Queues for the festival screenings. Ukraina cinema theater

 

“Makala” is also a movie about the necessity to struggle. This story is, without doubts, a difficult one. This is the story about a Congolese man. The main character chops timber produces charcoal and takes it with him to the nearest town center to sell. He is carrying it on a bicycle, which is loaded with sacks. The journey lasts a couple of days. On the road, he faces everything one can ever face: racket, help from strangers, failure, and “divine Providence”. The thought that one should never give up supports him because he has a wife and a sick daughter. One should never stop.
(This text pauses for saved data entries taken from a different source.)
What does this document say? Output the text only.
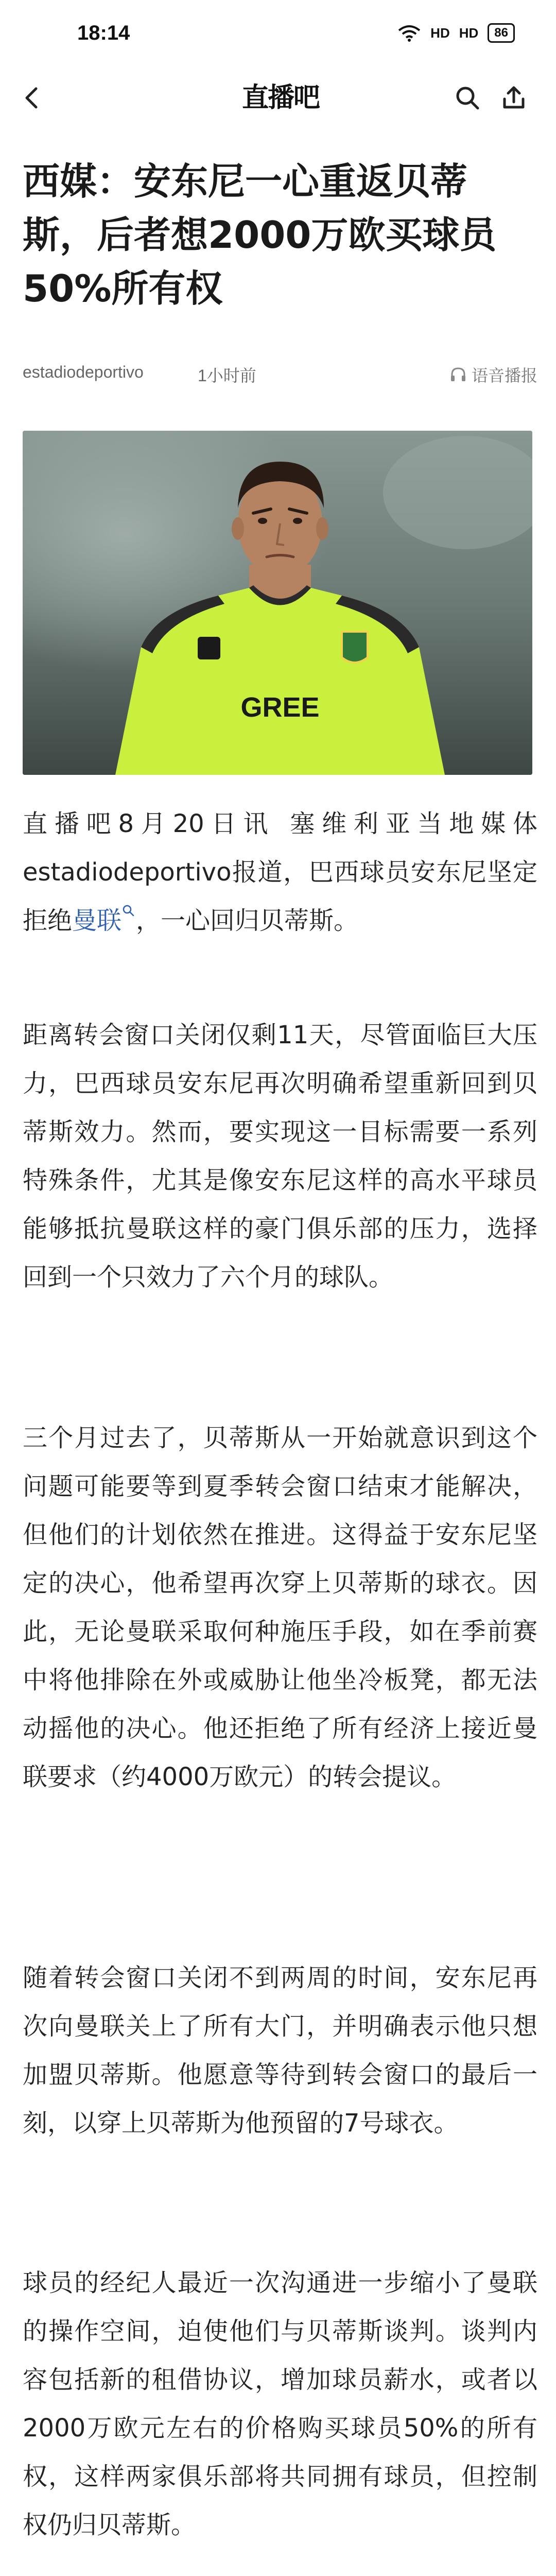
18:14	HD HD	86
直播吧
西媒：安东尼一心重返贝蒂斯，后者想2000万欧买球员50%所有权
estadiodeportivo	1小时前	语音播报
GREE

直播吧8月20日讯 塞维利亚当地媒体estadiodeportivo报道，巴西球员安东尼坚定拒绝曼联 ，一心回归贝蒂斯。

距离转会窗口关闭仅剩11天，尽管面临巨大压力，巴西球员安东尼再次明确希望重新回到贝蒂斯效力。然而，要实现这一目标需要一系列特殊条件，尤其是像安东尼这样的高水平球员能够抵抗曼联这样的豪门俱乐部的压力，选择回到一个只效力了六个月的球队。

三个月过去了，贝蒂斯从一开始就意识到这个问题可能要等到夏季转会窗口结束才能解决，但他们的计划依然在推进。这得益于安东尼坚定的决心，他希望再次穿上贝蒂斯的球衣。因此，无论曼联采取何种施压手段，如在季前赛中将他排除在外或威胁让他坐冷板凳，都无法动摇他的决心。他还拒绝了所有经济上接近曼联要求（约4000万欧元）的转会提议。

随着转会窗口关闭不到两周的时间，安东尼再次向曼联关上了所有大门，并明确表示他只想加盟贝蒂斯。他愿意等待到转会窗口的最后一刻，以穿上贝蒂斯为他预留的7号球衣。

球员的经纪人最近一次沟通进一步缩小了曼联的操作空间，迫使他们与贝蒂斯谈判。谈判内容包括新的租借协议，增加球员薪水，或者以2000万欧元左右的价格购买球员50%的所有权，这样两家俱乐部将共同拥有球员，但控制权仍归贝蒂斯。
And the final scene proves that faith gives one strength even in the most hopeless moments.

 

Screening of “Makala” by Emmanuel Gras

 

For me, these seven festival days are also a confirmation that documentary cinema can be popular, and not only fiction blockbusters, but also intelligent non-fiction films can fill the cinema halls. And the queues at the entrance to the festival venues clearly proved this fact for virtually every film. For example, I was never able to watch the film "Adults", even though it had two screening sessions...

 

Almost every film at the festival has, in one way or another, pointed to the most painful wounds of society. And we still have to treat them together.